CDNA is moving from a pure reimbursement beta story toward a platform execution story: the incremental value now comes less from a single assay and more from workflow lock-in, payer penetration, and data-driven bundling. EPIC connectivity matters because it lowers ordering friction at the point of care, which should disproportionately convert surveillance protocols in large transplant centers; that creates a compounding effect where better utilization improves both test economics and evidence generation. The second-order winner is the company's own install base, while competitors with weaker EHR integration or narrower evidence packages will struggle to defend share once ordering becomes embedded in the clinical workflow. The market is likely underestimating how much of the near-term P&L is now tied to reimbursement mix rather than raw demand. Even the more benign reimbursement scenario creates a meaningful air pocket, but the bigger issue is that the headline guidance midpoint may be preserved while the quality of earnings deteriorates if Medicare policy compresses attach rates or forces product unbundling. That said, management's modeling suggests the operational engine is already offsetting some policy risk through higher ASPs, denials improvement, and collections; this is a multi-quarter offset, not an immediate shield.

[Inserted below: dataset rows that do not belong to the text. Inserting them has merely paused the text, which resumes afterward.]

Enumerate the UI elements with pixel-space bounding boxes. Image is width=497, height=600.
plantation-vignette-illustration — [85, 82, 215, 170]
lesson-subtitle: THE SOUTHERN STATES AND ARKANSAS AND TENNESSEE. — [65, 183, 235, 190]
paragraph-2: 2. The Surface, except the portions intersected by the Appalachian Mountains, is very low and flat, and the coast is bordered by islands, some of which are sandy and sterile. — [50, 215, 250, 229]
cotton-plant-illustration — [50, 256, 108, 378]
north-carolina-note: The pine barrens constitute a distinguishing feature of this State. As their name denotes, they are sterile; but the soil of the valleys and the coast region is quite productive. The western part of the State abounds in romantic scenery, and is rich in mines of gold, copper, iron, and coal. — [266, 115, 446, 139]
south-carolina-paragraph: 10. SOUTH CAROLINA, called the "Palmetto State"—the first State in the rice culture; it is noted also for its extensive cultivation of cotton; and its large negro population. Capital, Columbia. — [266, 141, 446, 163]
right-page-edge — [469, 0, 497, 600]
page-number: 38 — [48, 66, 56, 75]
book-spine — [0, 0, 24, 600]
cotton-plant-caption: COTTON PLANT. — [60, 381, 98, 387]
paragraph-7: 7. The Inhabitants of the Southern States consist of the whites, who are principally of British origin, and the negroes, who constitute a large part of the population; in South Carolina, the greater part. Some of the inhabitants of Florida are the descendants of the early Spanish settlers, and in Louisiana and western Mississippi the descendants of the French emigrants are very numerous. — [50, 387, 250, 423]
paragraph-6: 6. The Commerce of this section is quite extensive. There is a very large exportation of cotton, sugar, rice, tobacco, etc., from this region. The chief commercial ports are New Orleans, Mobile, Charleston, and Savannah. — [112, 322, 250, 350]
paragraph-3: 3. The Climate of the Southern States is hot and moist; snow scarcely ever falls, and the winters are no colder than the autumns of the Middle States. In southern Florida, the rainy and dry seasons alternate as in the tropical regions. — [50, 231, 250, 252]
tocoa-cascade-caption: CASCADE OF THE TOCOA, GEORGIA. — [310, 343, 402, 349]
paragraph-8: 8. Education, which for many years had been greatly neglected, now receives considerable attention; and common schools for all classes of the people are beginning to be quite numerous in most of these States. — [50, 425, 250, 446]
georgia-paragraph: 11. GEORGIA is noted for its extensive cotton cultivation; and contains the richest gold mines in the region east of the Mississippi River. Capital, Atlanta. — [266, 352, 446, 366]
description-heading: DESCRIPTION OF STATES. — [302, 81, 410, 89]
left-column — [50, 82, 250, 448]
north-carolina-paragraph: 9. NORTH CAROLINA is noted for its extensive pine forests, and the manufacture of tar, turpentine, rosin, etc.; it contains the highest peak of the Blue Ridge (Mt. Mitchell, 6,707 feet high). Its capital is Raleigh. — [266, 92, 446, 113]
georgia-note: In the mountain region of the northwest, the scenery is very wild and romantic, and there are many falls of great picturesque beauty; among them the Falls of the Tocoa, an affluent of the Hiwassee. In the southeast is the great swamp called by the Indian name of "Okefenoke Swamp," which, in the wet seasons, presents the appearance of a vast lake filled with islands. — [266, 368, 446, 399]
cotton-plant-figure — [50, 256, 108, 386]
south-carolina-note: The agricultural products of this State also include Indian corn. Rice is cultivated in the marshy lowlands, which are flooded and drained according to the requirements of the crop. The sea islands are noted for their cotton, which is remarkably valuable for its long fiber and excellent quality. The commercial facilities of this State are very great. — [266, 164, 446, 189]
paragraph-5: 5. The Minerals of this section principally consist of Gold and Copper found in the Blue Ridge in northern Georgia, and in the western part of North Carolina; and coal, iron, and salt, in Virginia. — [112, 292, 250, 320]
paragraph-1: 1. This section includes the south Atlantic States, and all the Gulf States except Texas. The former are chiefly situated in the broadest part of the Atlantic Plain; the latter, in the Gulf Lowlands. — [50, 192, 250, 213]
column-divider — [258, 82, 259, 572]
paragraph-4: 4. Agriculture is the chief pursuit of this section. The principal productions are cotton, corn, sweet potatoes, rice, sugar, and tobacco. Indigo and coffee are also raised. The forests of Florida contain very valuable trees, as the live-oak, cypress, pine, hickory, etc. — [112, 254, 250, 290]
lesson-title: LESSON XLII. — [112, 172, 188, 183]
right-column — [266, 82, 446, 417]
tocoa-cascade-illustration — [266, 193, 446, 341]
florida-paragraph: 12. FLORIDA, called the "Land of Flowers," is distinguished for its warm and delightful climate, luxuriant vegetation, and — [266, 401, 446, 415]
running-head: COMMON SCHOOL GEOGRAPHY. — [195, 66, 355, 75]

The contrarian angle is that the stock may not deserve a simple "regulatory overhang" discount if the draft policy ultimately codifies surveillance coverage and preserves multimodal testing economics. In that case, the current setup becomes a delayed re-rate on evidence + workflow adoption, and the biggest upside surprise could come from heart rather than kidney as protocol adherence rises. The main reversal risk is not demand collapse; it is a final LCD that preserves coverage but structurally caps unit economics more than the market expects, which would push the story from growth to margin-defense for several quarters.